Al di là di “Vision 2020”, è in fase di realizzazione una nuova missione trentennale racchiusa nella formula TN50 (National Transformation). Il progetto adotta un approccio più dal basso verso l’alto, che prende in considerazione le aspirazioni popolari e si impegna in consultazioni pubbliche. I modelli e le priorità già esposti sono di ampia portata e opportuni, ma stanno vistosamente alla larga dalla questione delle politiche etniche preferenziali. Bisogna riconoscere che riformare il programma Bumiputera sia un’impresa colossale e che la riluttanza bipartisan a occuparsene derivi dal desiderio di andare oltre l’identità etnica e sviluppare politiche prive di contorni etnici. Tuttavia, il consenso politico, sforzandosi di trascendere politiche etniche nella propria retorica, fraintende e ignora questo radicato regime preferenziale. La classe politica è spesso accusata di fare resistenza al cambiamento, ma tale lettura risulta troppo semplicistica dato che anche forze interne alla società sono profondamente timorose e reticenti al cambiamento. Le famiglie Bumiputera non vengono solo ingannate dai politici, ma traggono benefici materiali dalle loro politiche. Come e perché una persona dovrebbe razionalmente rinunciare a dei privilegi? Non ci sono risposte facili, ma caratteristiche e narrativa politiche della Malaysia precludono un confronto chiaro, onesto e rigoroso su tali cruciali questioni.

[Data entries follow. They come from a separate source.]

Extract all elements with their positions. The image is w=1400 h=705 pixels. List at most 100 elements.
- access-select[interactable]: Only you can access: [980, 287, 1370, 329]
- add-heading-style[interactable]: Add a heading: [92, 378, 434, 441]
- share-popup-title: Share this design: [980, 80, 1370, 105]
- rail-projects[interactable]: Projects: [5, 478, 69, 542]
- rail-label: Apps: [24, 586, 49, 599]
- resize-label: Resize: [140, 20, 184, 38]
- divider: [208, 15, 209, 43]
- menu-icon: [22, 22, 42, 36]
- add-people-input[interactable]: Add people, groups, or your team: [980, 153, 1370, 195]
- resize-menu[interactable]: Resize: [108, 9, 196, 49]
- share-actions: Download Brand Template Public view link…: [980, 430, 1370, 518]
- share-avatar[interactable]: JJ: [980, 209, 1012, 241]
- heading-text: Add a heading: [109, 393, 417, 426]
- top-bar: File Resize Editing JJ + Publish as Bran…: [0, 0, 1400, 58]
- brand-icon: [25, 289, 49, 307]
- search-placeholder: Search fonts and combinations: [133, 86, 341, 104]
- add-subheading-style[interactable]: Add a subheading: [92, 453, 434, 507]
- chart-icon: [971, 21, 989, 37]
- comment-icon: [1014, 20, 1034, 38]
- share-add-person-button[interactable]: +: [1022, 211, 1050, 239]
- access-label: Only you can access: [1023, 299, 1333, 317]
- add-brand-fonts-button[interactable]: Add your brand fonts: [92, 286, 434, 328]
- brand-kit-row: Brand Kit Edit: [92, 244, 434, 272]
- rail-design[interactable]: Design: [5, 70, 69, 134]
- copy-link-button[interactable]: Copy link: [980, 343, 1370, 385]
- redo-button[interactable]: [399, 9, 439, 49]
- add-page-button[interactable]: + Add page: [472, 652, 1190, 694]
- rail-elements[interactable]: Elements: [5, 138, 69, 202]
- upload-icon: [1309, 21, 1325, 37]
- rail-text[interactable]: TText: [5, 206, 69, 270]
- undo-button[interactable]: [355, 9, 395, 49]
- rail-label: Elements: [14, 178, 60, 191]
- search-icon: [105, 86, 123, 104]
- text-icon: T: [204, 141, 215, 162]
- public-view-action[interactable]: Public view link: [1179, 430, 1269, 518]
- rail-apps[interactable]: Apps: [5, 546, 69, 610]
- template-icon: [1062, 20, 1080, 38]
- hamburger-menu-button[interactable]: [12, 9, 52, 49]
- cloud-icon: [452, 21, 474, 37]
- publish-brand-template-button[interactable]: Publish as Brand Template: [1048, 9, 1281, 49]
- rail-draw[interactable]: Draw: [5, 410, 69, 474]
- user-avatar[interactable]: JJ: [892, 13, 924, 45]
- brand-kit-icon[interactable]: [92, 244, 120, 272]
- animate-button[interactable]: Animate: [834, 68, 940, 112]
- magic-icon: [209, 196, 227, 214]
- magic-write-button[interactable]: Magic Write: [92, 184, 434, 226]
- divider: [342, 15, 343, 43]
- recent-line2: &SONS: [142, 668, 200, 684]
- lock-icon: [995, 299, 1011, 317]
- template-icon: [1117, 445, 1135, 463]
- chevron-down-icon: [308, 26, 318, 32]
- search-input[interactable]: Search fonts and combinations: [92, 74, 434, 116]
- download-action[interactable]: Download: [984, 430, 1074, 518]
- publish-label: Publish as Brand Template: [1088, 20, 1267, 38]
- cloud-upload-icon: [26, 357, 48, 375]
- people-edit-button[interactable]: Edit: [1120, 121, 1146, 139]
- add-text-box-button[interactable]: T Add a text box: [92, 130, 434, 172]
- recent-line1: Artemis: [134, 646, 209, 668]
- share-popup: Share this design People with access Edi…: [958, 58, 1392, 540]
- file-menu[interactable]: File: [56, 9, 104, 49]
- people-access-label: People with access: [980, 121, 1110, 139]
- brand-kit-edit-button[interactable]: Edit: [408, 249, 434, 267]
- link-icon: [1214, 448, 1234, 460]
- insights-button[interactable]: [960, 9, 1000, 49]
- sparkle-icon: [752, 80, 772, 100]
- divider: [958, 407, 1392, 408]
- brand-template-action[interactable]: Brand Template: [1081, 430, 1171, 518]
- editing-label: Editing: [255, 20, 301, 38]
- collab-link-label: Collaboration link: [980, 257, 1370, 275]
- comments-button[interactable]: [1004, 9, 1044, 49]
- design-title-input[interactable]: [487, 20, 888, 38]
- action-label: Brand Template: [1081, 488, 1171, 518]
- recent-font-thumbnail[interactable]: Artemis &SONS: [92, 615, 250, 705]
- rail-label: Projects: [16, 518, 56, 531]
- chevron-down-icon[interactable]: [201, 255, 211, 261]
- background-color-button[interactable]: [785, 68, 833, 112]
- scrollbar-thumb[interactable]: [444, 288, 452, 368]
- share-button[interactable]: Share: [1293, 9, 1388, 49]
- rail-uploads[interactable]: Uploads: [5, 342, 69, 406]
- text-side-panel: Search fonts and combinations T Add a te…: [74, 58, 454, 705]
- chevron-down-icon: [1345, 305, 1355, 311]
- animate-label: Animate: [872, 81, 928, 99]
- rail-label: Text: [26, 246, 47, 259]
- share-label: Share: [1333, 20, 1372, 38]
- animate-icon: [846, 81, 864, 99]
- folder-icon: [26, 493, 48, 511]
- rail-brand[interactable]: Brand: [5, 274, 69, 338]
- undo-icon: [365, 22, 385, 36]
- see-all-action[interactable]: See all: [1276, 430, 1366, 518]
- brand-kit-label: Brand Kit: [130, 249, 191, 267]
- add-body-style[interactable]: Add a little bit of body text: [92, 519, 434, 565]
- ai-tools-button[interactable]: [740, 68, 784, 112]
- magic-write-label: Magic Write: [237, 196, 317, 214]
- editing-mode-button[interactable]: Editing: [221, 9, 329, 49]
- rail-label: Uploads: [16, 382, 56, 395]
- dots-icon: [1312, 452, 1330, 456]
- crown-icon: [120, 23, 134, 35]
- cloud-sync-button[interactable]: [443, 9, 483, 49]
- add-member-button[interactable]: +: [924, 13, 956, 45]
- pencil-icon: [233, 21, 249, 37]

La campagna elettorale si soffermerà giustamente su temi legati alla sussistenza (costo della vita, assistenza sociale, settore abitativo, lavorativo), allo sviluppo (infrastrutture, trasporti, istruzione, e sanità) o governance ed etica (giustizia sociale, ineguaglianze, corruzione). Senza dubbio i politici si atterranno a promesse semplici e dirette anziché proposte complesse e sfaccettate; discorsi chiari e critici non emergono né in periodo elettorale, quando nuove visioni e mandati possono essere previsti, né tra un’elezione e l’altra, quando riforme scomode, ma necessarie, potrebbero essere perseguite. Ad esempio, rendere i programmi di immatricolazione preuniversitaria più rigorosi, preparare meglio le matricole, o imporre maggiori richieste e incentivi agli appaltatori governativi per incrementare la qualità del lavoro e la scala delle operazioni. Tuttavia, ogni grandiosa missione per far avanzare la Malaysia allo stadio successivo non può prescindere dall’affrontare lo stato attuale e le prospettive future del regime preferenziale Bumiputera. Invece di reprimere tali interrogativi o gioire per assunti falsi secondo cui una vera e propria trasformazione è già in corso, un vero segno di progresso sarebbe la capacità del Paese di valutare quanto efficaci siano state le politiche di promozione dell’emancipazione Bumiputera riaccendendo al contempo l’intenzione, e l’audacia, espressa in passato di perseguire capacità, competitività e autosufficienza.